Algo va mal, pensó. Naturalmente, a la noche de insomnio del jefe de redacción se añadió la noche de gloria y vodka de Ivánov, que decidió celebrar su éxito primero en los peores tugurios de Moscú y luego en la Casa del Escritor, en donde cenó con cuatro amigos que parecían los cuatro jinetes del Apocalipsis.

A partir de este momento a Ivánov sólo le pidieron cuentos de ciencia ficción y éste, fijándose muy bien en el primero, que había escrito como si dijéramos al descuido, repitió la fórmula con variantes que fue extrayendo del hondo caudal de la literatura rusa y de algunas publicaciones de química, biología, medicina, astronomía, que acumulaba en su cuarto como el usurero acumula los impagos, las letras de crédito, los cheques vencidos.

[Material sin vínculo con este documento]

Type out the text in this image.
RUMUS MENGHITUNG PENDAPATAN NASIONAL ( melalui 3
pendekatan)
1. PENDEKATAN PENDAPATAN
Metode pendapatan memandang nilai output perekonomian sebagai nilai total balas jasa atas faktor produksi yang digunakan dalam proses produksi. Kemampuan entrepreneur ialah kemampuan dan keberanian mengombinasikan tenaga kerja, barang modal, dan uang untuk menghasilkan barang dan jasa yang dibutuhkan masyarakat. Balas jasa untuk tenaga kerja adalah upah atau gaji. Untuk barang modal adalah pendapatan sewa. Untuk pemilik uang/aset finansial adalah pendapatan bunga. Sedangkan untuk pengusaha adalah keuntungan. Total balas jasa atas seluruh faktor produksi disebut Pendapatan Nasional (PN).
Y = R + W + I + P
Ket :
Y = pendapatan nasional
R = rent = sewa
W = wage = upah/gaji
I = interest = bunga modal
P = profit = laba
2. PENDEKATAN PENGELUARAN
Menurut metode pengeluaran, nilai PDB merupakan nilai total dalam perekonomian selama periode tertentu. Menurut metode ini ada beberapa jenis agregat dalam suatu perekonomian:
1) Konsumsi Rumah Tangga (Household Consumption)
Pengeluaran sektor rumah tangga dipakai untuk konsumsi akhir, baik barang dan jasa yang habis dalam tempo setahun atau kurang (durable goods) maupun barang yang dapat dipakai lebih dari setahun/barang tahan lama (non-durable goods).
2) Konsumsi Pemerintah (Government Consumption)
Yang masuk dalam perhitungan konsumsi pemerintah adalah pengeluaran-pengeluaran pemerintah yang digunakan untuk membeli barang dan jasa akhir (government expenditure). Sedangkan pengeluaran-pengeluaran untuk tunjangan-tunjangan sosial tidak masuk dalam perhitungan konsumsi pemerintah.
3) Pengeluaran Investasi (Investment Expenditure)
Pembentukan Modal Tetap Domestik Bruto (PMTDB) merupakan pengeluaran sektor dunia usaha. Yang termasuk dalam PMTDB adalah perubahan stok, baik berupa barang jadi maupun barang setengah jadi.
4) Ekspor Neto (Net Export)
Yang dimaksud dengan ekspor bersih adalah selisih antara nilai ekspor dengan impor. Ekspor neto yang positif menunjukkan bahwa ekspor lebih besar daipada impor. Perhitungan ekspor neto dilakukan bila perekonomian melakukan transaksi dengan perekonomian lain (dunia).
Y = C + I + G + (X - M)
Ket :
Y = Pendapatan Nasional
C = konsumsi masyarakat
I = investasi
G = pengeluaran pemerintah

De esta manera su nombre se hizo conocido en todos los rincones de la Unión Soviética y no tardó en establecerse como un escritor profesional, un hombre que vivía únicamente de lo que le proporcionaban sus libros y que acudía a congresos y conferencias en universidades y fábricas y cuyos trabajos se disputaban las revistas y periódicos literarios.

Pero todo envejece y la fórmula del futuro radiante más el héroe que en el pasado había contribuido a crear ese futuro radiante más el niño (o la niña) que en el futuro, que en sus relatos era presente, disfrutaba de toda esa cornucopia y de la inventiva comunista, también envejeció. Para cuando Ansky conoció a Ivánov éste ya no era un éxito de ventas y sus novelas y cuentos, que muchos consideraban cursis o insufribles, ya no despertaban el entusiasmo que despertaron en otra época.

Pero Ivánov seguía escribiendo y lo seguían publicando y seguía cobrando cada mes un sueldo por sus visiones arcádicas.